You read that right: the party of “small government conservatives,” or at least a few select members of it, want to remove key portions from the Bill of Rights that get in the way of their agenda to build an oil pipeline. It’s the type of thing from which dictatorships are made, and if the people of North Dakota don’t intervene to stop it, such oppression could become the law of the land. (RELATED: Learn more news about opposing government tyranny at Resist.news)
In defense of the more egregious of the two bills — the legal running over of protestors — Senator Kelly Armstrong, North Dakota’s GOP Chairman, told ABC News that it wasn’t the state legislature that came up with the idea. Instead, she says, the bill was birthed out of residents’ frustration with the ongoing protestors, which at one point in the summer saw thousands of them encamped in opposition.
“When people are having their lives disrupted, you’re going to see things move up here,” Armstrong, an oil company executive and former defense attorney, admitted to the media.
Perhaps not surprisingly, Rep. Kempenich is also connected to the oil industry, and stands to benefit greatly from the $3.8 billion pipeline project, assuming it can ever be completed.
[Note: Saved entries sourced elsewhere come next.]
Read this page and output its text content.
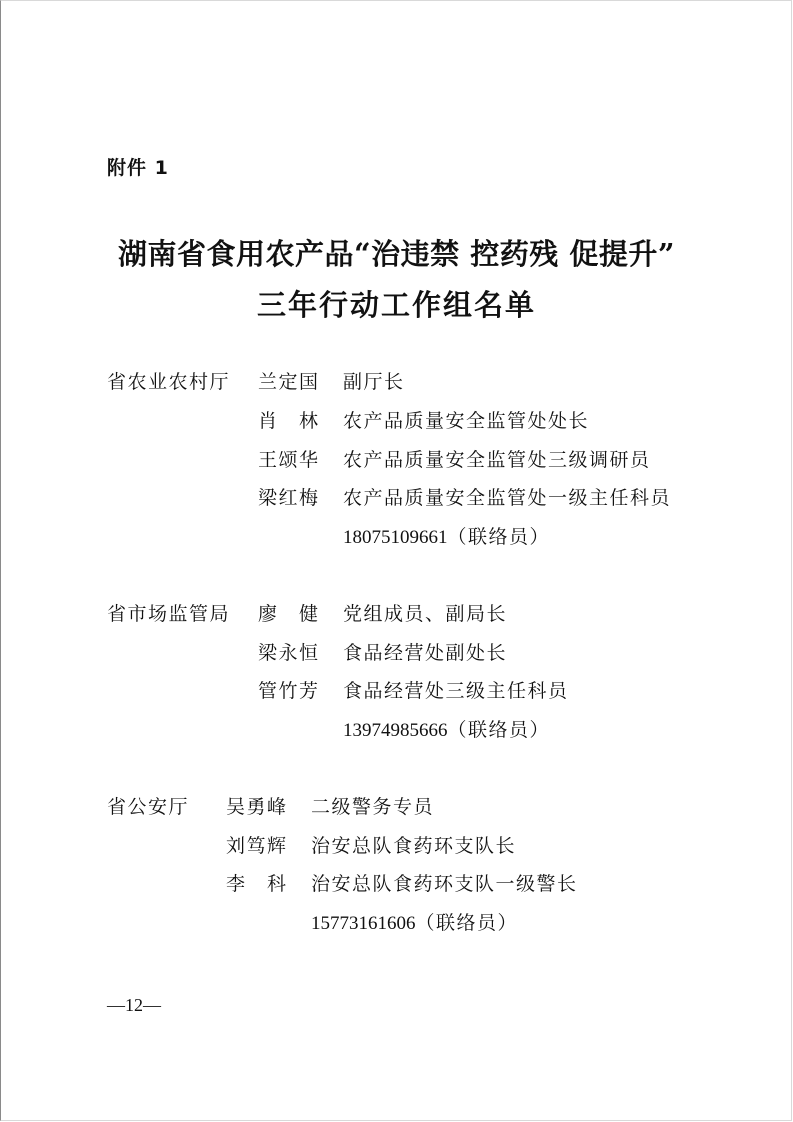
附件 1
湖南省食用农产品“治违禁 控药残 促提升”
三年行动工作组名单
省农业农村厅 兰定国 副厅长
肖　林 农产品质量安全监管处处长
王颂华 农产品质量安全监管处三级调研员
梁红梅 农产品质量安全监管处一级主任科员
18075109661（联络员）
省市场监管局 廖　健 党组成员、副局长
梁永恒 食品经营处副处长
管竹芳 食品经营处三级主任科员
13974985666（联络员）
省公安厅 吴勇峰 二级警务专员
刘笃辉 治安总队食药环支队长
李　科 治安总队食药环支队一级警长
15773161606（联络员）
—12—
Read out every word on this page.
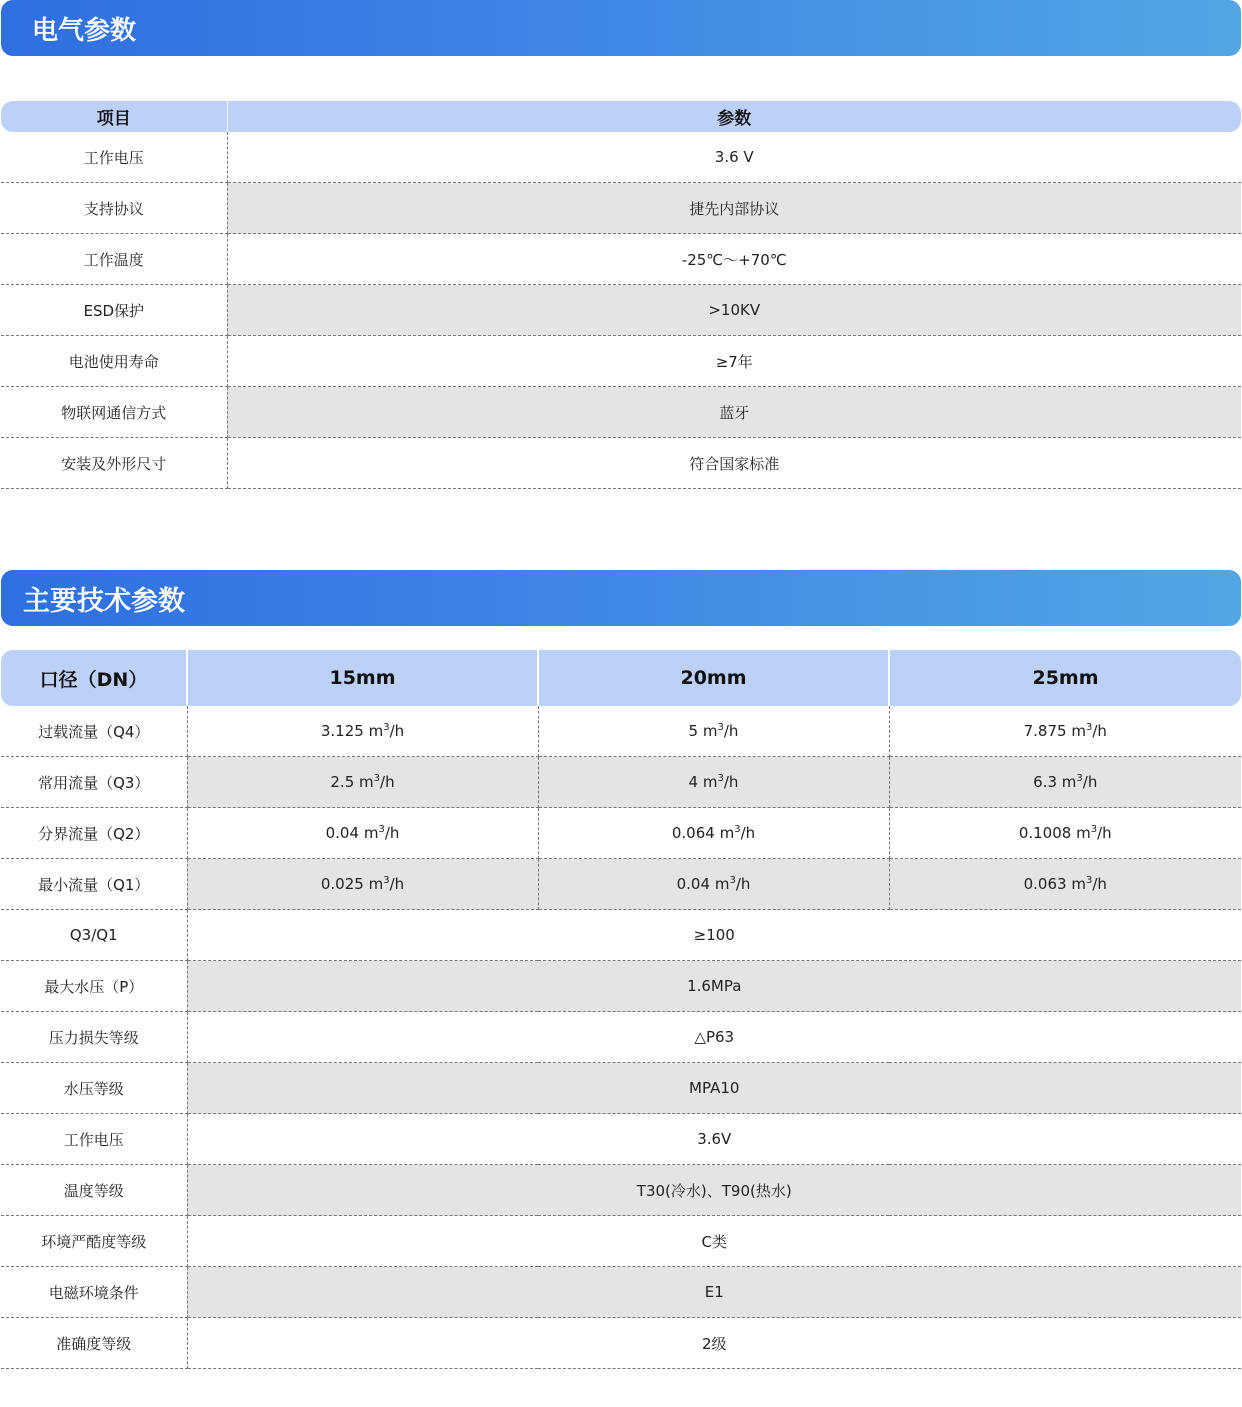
电气参数
项目	参数
工作电压	3.6 V
支持协议	捷先内部协议
工作温度	-25℃～+70℃
ESD保护	>10KV
电池使用寿命	≥7年
物联网通信方式	蓝牙
安装及外形尺寸	符合国家标准
主要技术参数
口径（DN）	15mm	20mm	25mm
过载流量（Q4）	3.125 $m^3/h$	5 $m^3/h$	7.875 $m^3/h$
常用流量（Q3）	2.5 $m^3/h$	4 $m^3/h$	6.3 $m^3/h$
分界流量（Q2）	0.04 $m^3/h$	0.064 $m^3/h$	0.1008 $m^3/h$
最小流量（Q1）	0.025 $m^3/h$	0.04 $m^3/h$	0.063 $m^3/h$
Q3/Q1	≥100		
最大水压（P）	1.6MPa		
压力损失等级	△P63		
水压等级	MPA10		
工作电压	3.6V		
温度等级	T30(冷水)、T90(热水)		
环境严酷度等级	C类		
电磁环境条件	E1		
准确度等级	2级		
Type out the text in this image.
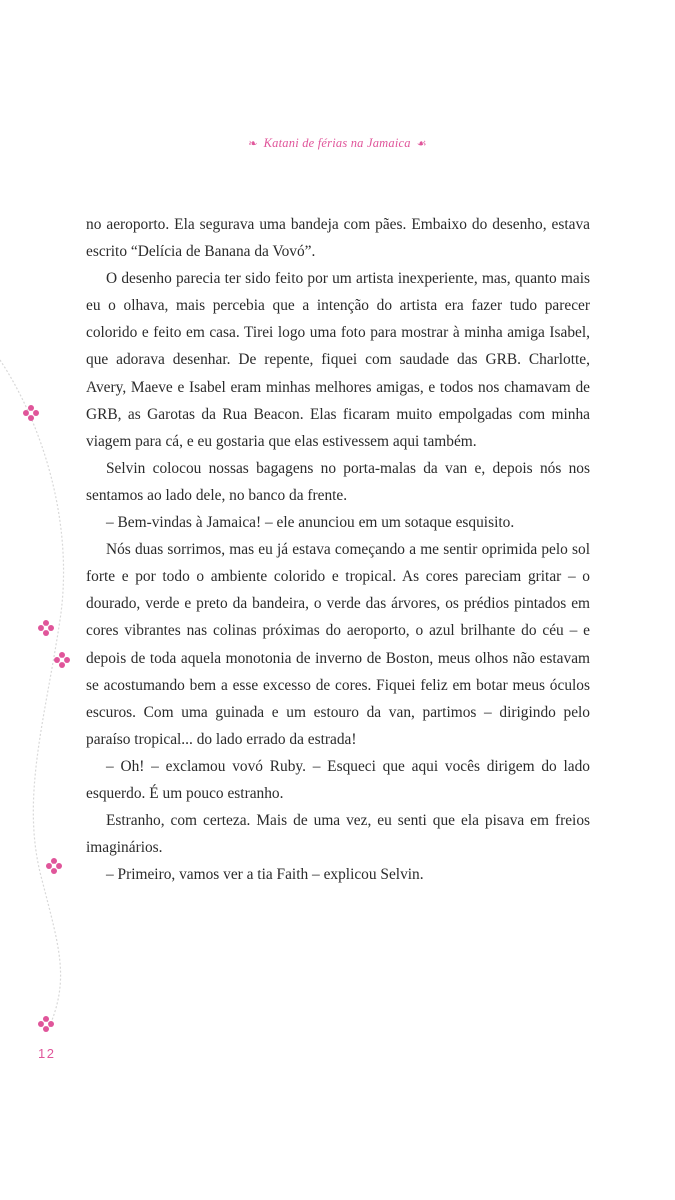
❧ Katani de férias na Jamaica ☙

no aeroporto. Ela segurava uma bandeja com pães. Embaixo do desenho, estava escrito “Delícia de Banana da Vovó”.

O desenho parecia ter sido feito por um artista inexperiente, mas, quanto mais eu o olhava, mais percebia que a intenção do artista era fazer tudo parecer colorido e feito em casa. Tirei logo uma foto para mostrar à minha amiga Isabel, que adorava desenhar. De repente, fiquei com saudade das GRB. Charlotte, Avery, Maeve e Isabel eram minhas melhores amigas, e todos nos chamavam de GRB, as Garotas da Rua Beacon. Elas ficaram muito empolgadas com minha viagem para cá, e eu gostaria que elas estivessem aqui também.

Selvin colocou nossas bagagens no porta-malas da van e, depois nós nos sentamos ao lado dele, no banco da frente.

– Bem-vindas à Jamaica! – ele anunciou em um sotaque esquisito.

Nós duas sorrimos, mas eu já estava começando a me sentir oprimida pelo sol forte e por todo o ambiente colorido e tropical. As cores pareciam gritar – o dourado, verde e preto da bandeira, o verde das árvores, os prédios pintados em cores vibrantes nas colinas próximas do aeroporto, o azul brilhante do céu – e depois de toda aquela monotonia de inverno de Boston, meus olhos não estavam se acostumando bem a esse excesso de cores. Fiquei feliz em botar meus óculos escuros. Com uma guinada e um estouro da van, partimos – dirigindo pelo paraíso tropical... do lado errado da estrada!

– Oh! – exclamou vovó Ruby. – Esqueci que aqui vocês dirigem do lado esquerdo. É um pouco estranho.

Estranho, com certeza. Mais de uma vez, eu senti que ela pisava em freios imaginários.

– Primeiro, vamos ver a tia Faith – explicou Selvin.

12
He’s quoted as using his mother’s apparent annoyance with the protestors as a justifiable reason for H.B. 1203.
Tragedy might occur, he actually had the gall to say, “if [drivers] have punched the accelerator rather than the brakes.”
It’s apparently not enough for law enforcement to simply spray protestors with hoses and otherwise intimidate or provoke them with violence, which is also an infringement of their First Amendment rights. Republicans eager to get that oil pipeline installed as quickly as possible are hoping to advance the agenda even further.
North Dakota has already squandered some $22 million in taxpayer money to fund ramped-up law enforcement presence at oil company facilities, for which it is now demanding repayment. Now the state wants to authoritatively obstruct free speech, and in the most egregious way.
“Clearly, these ‘small-government conservatives’ are desperate for payback and vengeance,” The Free Thought Project is reporting, referring to another already-withdrawn piece of legislation that would have allowed the state of North Dakota to claim land and mineral rights in the pipeline’s path under the Missouri River in order to recuperate the money the state believes it deserves as reimbursement for money spent on added law enforcement.
“The unabashed desire to wield state power against the most fundamental right of American citizens is truly a frightening prelude.”